Funding has been a key criticism for safe-streets advocates, who have said the city needs to ramp up spending if it’s serious about achieving its goal of zero traffic fatalities by 2030.

Under a program called Vision Zero, Boston spends about $3 million — or about $5 per resident — annually on education, traffic calming and other measures that make streets safer for pedestrians, cyclists and motorists alike.

But some say the city should spend more. New York spends about $20 per person on its Vision Zero initiative annually, and San Francisco spends $75 per person per year. Both cities have seen declines in overall traffic fatalities despite a rise in fatal crashes nationwide

Boston saw a decrease in the number of deadly car crashes in recent years, but last year was the deadliest on record for pedestrians, with 15 deaths.
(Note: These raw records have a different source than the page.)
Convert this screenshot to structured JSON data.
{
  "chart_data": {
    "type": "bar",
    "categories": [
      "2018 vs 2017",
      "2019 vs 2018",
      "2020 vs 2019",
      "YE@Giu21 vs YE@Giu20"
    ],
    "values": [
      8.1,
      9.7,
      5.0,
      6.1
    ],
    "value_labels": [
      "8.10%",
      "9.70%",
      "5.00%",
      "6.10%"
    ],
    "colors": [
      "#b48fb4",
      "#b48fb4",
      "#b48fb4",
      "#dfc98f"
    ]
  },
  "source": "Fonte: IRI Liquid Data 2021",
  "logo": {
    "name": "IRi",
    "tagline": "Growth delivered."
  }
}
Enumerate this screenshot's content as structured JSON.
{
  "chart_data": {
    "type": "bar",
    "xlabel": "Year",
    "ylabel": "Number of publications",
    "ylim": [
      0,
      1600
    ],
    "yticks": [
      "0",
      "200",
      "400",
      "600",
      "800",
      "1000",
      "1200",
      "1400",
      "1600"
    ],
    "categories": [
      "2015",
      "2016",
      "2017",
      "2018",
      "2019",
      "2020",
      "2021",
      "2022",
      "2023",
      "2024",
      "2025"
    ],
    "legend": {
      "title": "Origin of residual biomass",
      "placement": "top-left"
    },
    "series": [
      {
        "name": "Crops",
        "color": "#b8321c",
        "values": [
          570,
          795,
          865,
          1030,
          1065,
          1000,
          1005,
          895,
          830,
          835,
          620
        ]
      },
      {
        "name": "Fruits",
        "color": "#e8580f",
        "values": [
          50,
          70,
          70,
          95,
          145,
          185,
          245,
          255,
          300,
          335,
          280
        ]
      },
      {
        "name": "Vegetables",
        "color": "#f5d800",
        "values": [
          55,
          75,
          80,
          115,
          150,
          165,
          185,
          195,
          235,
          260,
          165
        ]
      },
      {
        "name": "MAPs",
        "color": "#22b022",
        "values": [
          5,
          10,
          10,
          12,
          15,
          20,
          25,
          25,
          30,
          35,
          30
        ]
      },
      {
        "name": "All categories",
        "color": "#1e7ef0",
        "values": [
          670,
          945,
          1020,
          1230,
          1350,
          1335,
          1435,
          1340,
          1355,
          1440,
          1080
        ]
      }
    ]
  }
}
Of those, at least four were elderly and two were younger than 3 years old, which Stacy Thompson of the LivableStreets Alliance said refutes Walsh’s logic that pedestrians just need to pay attention.

“We need action from you and your administration, not victim blaming,” Thompson said in a statement.

In the past, Walsh had earned the respect of safe streets advocates with his commitment to Vision Zero.

"We are working hard every day to ensure Boston streets are accessible and safe for all residents and visitors, whether they're on two wheels, four wheels or walking," Walsh said in a statement Thursday. "This commitment is backed up by investments: Through Go Boston 2030 and Vision Zero, Boston is dedicating time, talent and resources to create an equitable city for all.”